However if rest of the columns within matches are unique, then the question shifts to 'which row to preserve'. To remove duplicate rows from a Pandas DataFrame, use the dropduplicates() method. We may want to preserve one copy of the duplicated data. Removing all the duplicates may be extreme.
Pandas remove duplicate rows how to#
Hopefully this article has been beneficial for you to understand how to use the pandas drop_duplicates() function to remove duplicate rows in your data in Python. All the duplicated data is removed due to the 'keepFalse' directive. Pandas dropduplicates() returns only the dataframes unique values, optionally only considering certain columns. We can find all of the duplicates based on the “Name” column by passing ‘subset=’ to the drop_duplicates() function. Let’s say we have the same DataFrame as above. We can remove duplicate rows based on just one column or multiple columns using the “subset” parameter. I have a Pandas dataframe that have duplicate names but with different values, and I want to remove the duplicate names but keep the rows. print(df.drop_duplicates(keep=False, ignore_index=True))ģ Larry 200 Drop Duplicate Rows based on Column Using Pandasīy default, the drop_duplicates() function removes duplicates based on all columns of a DataFrame. Additionally, you can remove duplicates ‘inplace’ like many other pandas functions. The pandas drop_duplicates() function returns a DataFrame, and if you want to reset the index, you can do this with the ‘ignore_index’ option. df. With the argument inplace True, duplicate rows are removed from the original DataFrame. We can drop all duplicates except the last occurrence, or drop all duplicates by passing ‘keep=”last”‘ or ‘keep=False’ respectively. By default, a new DataFrame with duplicate rows removed is returned. The default setting for drop_duplicates() is to drop all duplicates except the first. Parameters subsetcolumn label or sequence of labels, optional Only consider certain columns for identifying duplicates, by default use all of the columns.
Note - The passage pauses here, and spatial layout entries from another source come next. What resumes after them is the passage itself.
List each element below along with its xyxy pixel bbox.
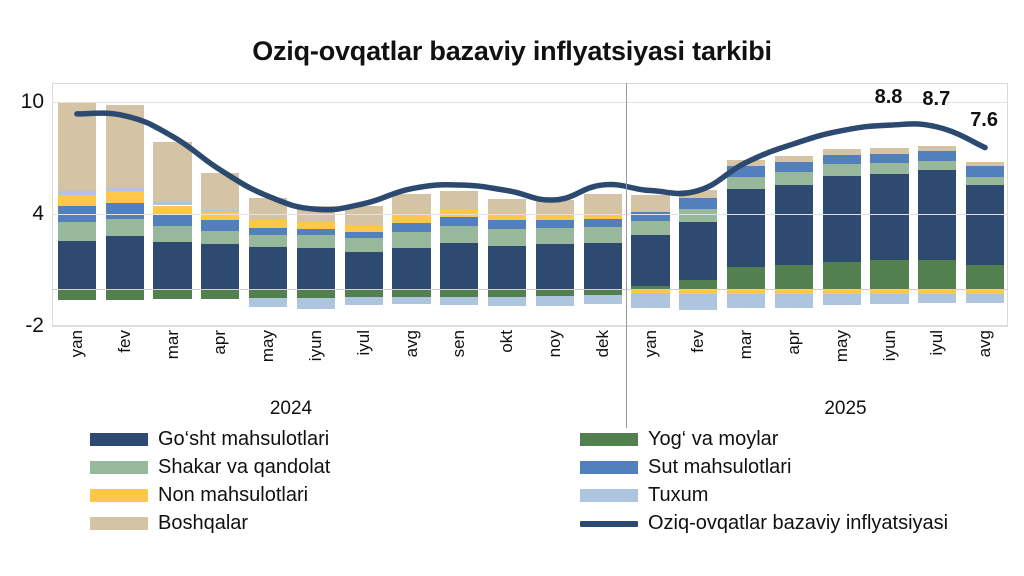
gridline bbox=[52, 102, 1008, 103]
y-tick-label: 10 bbox=[0, 90, 44, 114]
legend-item[interactable]: Yog‘ va moylar bbox=[580, 428, 778, 451]
year-label: 2024 bbox=[270, 398, 312, 420]
x-tick-label: noy bbox=[545, 330, 565, 357]
y-tick-label: -2 bbox=[0, 314, 44, 338]
zero-line bbox=[52, 289, 1008, 290]
inflation-line-path bbox=[77, 113, 985, 210]
x-tick-label: mar bbox=[736, 330, 756, 359]
legend-color-swatch bbox=[580, 461, 638, 474]
x-tick-label: avg bbox=[975, 330, 995, 357]
x-tick-label: apr bbox=[210, 330, 230, 355]
legend-label: Sut mahsulotlari bbox=[648, 456, 791, 479]
x-tick-label: fev bbox=[688, 330, 708, 353]
legend-color-swatch bbox=[90, 433, 148, 446]
legend-item[interactable]: Shakar va qandolat bbox=[90, 456, 330, 479]
line-value-label: 8.8 bbox=[875, 86, 903, 109]
legend-item[interactable]: Non mahsulotlari bbox=[90, 484, 308, 507]
legend-item[interactable]: Go‘sht mahsulotlari bbox=[90, 428, 329, 451]
x-tick-label: iyul bbox=[927, 330, 947, 356]
x-tick-label: okt bbox=[497, 330, 517, 353]
gridline bbox=[52, 326, 1008, 327]
legend-label: Shakar va qandolat bbox=[158, 456, 330, 479]
y-tick-label: 4 bbox=[0, 202, 44, 226]
year-axis-labels: 20242025 bbox=[52, 398, 1008, 426]
legend-label: Yog‘ va moylar bbox=[648, 428, 778, 451]
x-tick-label: may bbox=[258, 330, 278, 362]
legend-label: Oziq-ovqatlar bazaviy inflyatsiyasi bbox=[648, 512, 948, 535]
x-tick-label: iyun bbox=[306, 330, 326, 361]
legend-color-swatch bbox=[580, 489, 638, 502]
x-axis-labels: yanfevmaraprmayiyuniyulavgsenoktnoydekya… bbox=[52, 330, 1008, 396]
x-tick-label: sen bbox=[449, 330, 469, 357]
x-tick-label: fev bbox=[115, 330, 135, 353]
x-tick-label: dek bbox=[593, 330, 613, 357]
x-tick-label: may bbox=[832, 330, 852, 362]
legend-label: Go‘sht mahsulotlari bbox=[158, 428, 329, 451]
x-tick-label: iyun bbox=[880, 330, 900, 361]
chart-title: Oziq-ovqatlar bazaviy inflyatsiyasi tark… bbox=[0, 36, 1024, 67]
inflation-line bbox=[53, 84, 1009, 327]
chart-root: Oziq-ovqatlar bazaviy inflyatsiyasi tark… bbox=[0, 0, 1024, 576]
legend-color-swatch bbox=[90, 517, 148, 530]
year-label: 2025 bbox=[824, 398, 866, 420]
legend-color-swatch bbox=[90, 461, 148, 474]
line-value-label: 7.6 bbox=[970, 109, 998, 132]
legend-label: Tuxum bbox=[648, 484, 708, 507]
legend-color-swatch bbox=[580, 433, 638, 446]
legend-item[interactable]: Boshqalar bbox=[90, 512, 248, 535]
x-tick-label: apr bbox=[784, 330, 804, 355]
legend-label: Boshqalar bbox=[158, 512, 248, 535]
legend-label: Non mahsulotlari bbox=[158, 484, 308, 507]
legend-item[interactable]: Sut mahsulotlari bbox=[580, 456, 791, 479]
legend-item[interactable]: Tuxum bbox=[580, 484, 708, 507]
legend-color-swatch bbox=[90, 489, 148, 502]
legend-line-swatch bbox=[580, 521, 638, 527]
line-value-label: 8.7 bbox=[922, 88, 950, 111]
x-tick-label: iyul bbox=[354, 330, 374, 356]
x-tick-label: yan bbox=[641, 330, 661, 357]
gridline bbox=[52, 214, 1008, 215]
chart-legend: Go‘sht mahsulotlariShakar va qandolatNon… bbox=[52, 428, 1008, 538]
x-tick-label: yan bbox=[67, 330, 87, 357]
x-tick-label: avg bbox=[402, 330, 422, 357]
x-tick-label: mar bbox=[163, 330, 183, 359]
legend-item[interactable]: Oziq-ovqatlar bazaviy inflyatsiyasi bbox=[580, 512, 948, 535]
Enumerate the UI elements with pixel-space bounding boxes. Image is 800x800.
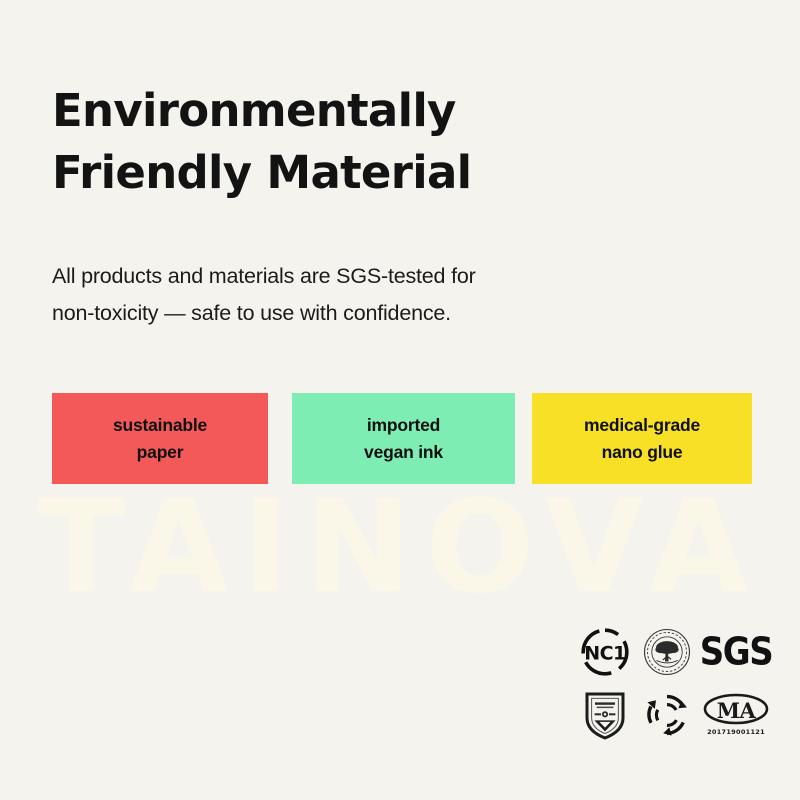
nc1-certification-icon: NC1 [574, 620, 636, 683]
certification-badge-grid: NC1 SGS [574, 620, 774, 746]
cma-certificate-number: 201719001121 [707, 729, 765, 736]
brand-watermark: TAINOVA [0, 484, 800, 612]
chip-imported-vegan-ink: imported vegan ink [292, 393, 515, 484]
page-subtitle: All products and materials are SGS-teste… [52, 258, 672, 332]
chip-label-line-1: medical-grade [584, 412, 700, 439]
shield-certification-icon [574, 683, 636, 746]
poster-canvas: TAINOVA Environmentally Friendly Materia… [0, 0, 800, 800]
tree-seal-certification-icon [636, 620, 698, 683]
page-subtitle-line-1: All products and materials are SGS-teste… [52, 258, 672, 295]
chip-sustainable-paper: sustainable paper [52, 393, 268, 484]
sgs-wordmark: SGS [700, 632, 772, 670]
svg-text:NC1: NC1 [584, 642, 626, 664]
page-title: Environmentally Friendly Material [52, 80, 692, 204]
recycle-arrows-icon [636, 683, 698, 746]
page-subtitle-line-2: non-toxicity — safe to use with confiden… [52, 295, 672, 332]
svg-text:MA: MA [717, 698, 757, 723]
material-chip-group: sustainable paper imported vegan ink med… [52, 393, 752, 484]
chip-label-line-2: paper [137, 439, 184, 466]
chip-medical-grade-nano-glue: medical-grade nano glue [532, 393, 752, 484]
chip-label-line-2: nano glue [602, 439, 683, 466]
page-title-line-1: Environmentally [52, 80, 692, 142]
chip-label-line-2: vegan ink [364, 439, 443, 466]
cma-certification-icon: MA 201719001121 [698, 683, 774, 746]
chip-label-line-1: sustainable [113, 412, 207, 439]
page-title-line-2: Friendly Material [52, 142, 692, 204]
chip-label-line-1: imported [367, 412, 440, 439]
sgs-logo-icon: SGS [698, 620, 774, 683]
Pandas remove duplicate rows series#
If we want to remove these duplicate rows, we can use the pandas drop_duplicates() function like in the following Python code: print(df.drop_duplicates()) DataFrame.duplicated(subsetNone, keep'first') source Return boolean Series denoting duplicate rows. We see above that we have 2 duplicate rows. By default, it marks all duplicates as True except the first occurrence. The duplicated() function returns a Series with boolean values denoting where we have duplicate rows. We can do this easily using the pandas duplicated() function. Let’s find the duplicate rows in this DataFrame. Let’s say we have the following DataFrame: df = pd.DataFrame() With Python, we can find and remove duplicate rows in data very easily using the pandas package and the pandas drop_duplicates() function.
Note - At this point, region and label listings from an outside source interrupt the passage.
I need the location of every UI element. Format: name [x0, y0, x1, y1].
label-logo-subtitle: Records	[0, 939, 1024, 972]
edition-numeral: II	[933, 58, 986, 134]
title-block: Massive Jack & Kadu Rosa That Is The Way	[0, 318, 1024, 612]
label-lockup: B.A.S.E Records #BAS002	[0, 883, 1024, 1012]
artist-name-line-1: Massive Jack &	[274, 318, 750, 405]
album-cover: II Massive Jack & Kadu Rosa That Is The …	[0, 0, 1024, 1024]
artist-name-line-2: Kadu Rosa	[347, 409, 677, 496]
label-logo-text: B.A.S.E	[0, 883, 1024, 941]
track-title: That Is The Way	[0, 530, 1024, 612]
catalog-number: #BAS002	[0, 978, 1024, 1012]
Finding and removing duplicate records in our data is one such situation where we may have to fix our data. When working with data, it’s important to be able to find any problems with our data. Steps to Remove Duplicates from Pandas DataFrame Step 1: Gather the data that contains the duplicatesįirstly, you’ll need to gather the data that contains the duplicates.įor example, let’s say that you have the following data about boxes, where each box may have a different color or shape: ColorĪs you can see, there are duplicates under both columns.īefore you remove those duplicates, you’ll need to create Pandas DataFrame to capture that data in Python.To drop duplicate rows in a DataFrame or Series in pandas, the easiest way is to use the pandas drop_duplicates() function. df.sortvalues('var2', ascendingFalse).dropduplicates('var1').sortindex() Method 2: Remove Duplicates in Multiple Columns and Keep.
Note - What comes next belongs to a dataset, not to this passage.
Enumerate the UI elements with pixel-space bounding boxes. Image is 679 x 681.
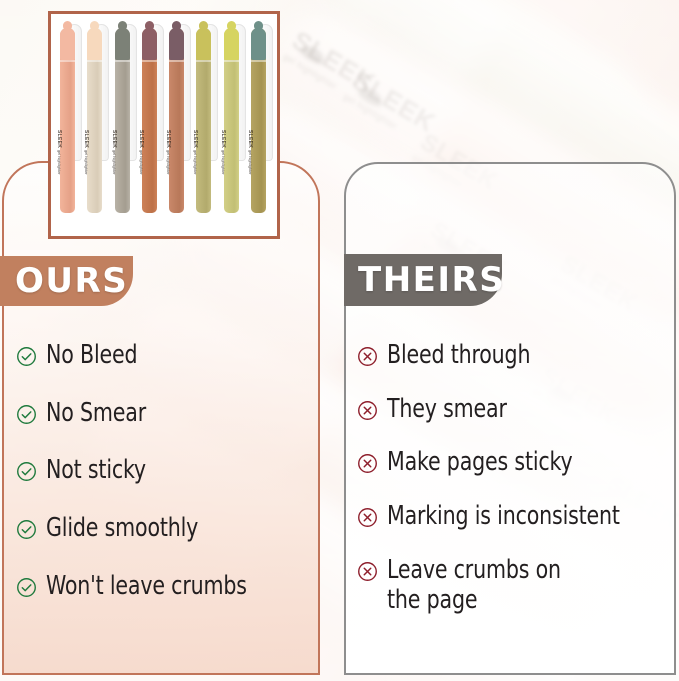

In the next section, you’ll see the steps to apply this syntax in practice. You can use the following methods to remove duplicates in a pandas DataFrame but keep the row that contains the max value in a particular column: Method 1: Remove Duplicates in One Column and Keep Row with Max. Pandas dropduplicates() Function Syntax subset: Subset takes a column or list of column label for identifying duplicate rows. If so, you can apply the following syntax to remove duplicates from your DataFrame: df.drop_duplicates() Need to remove duplicates from Pandas DataFrame?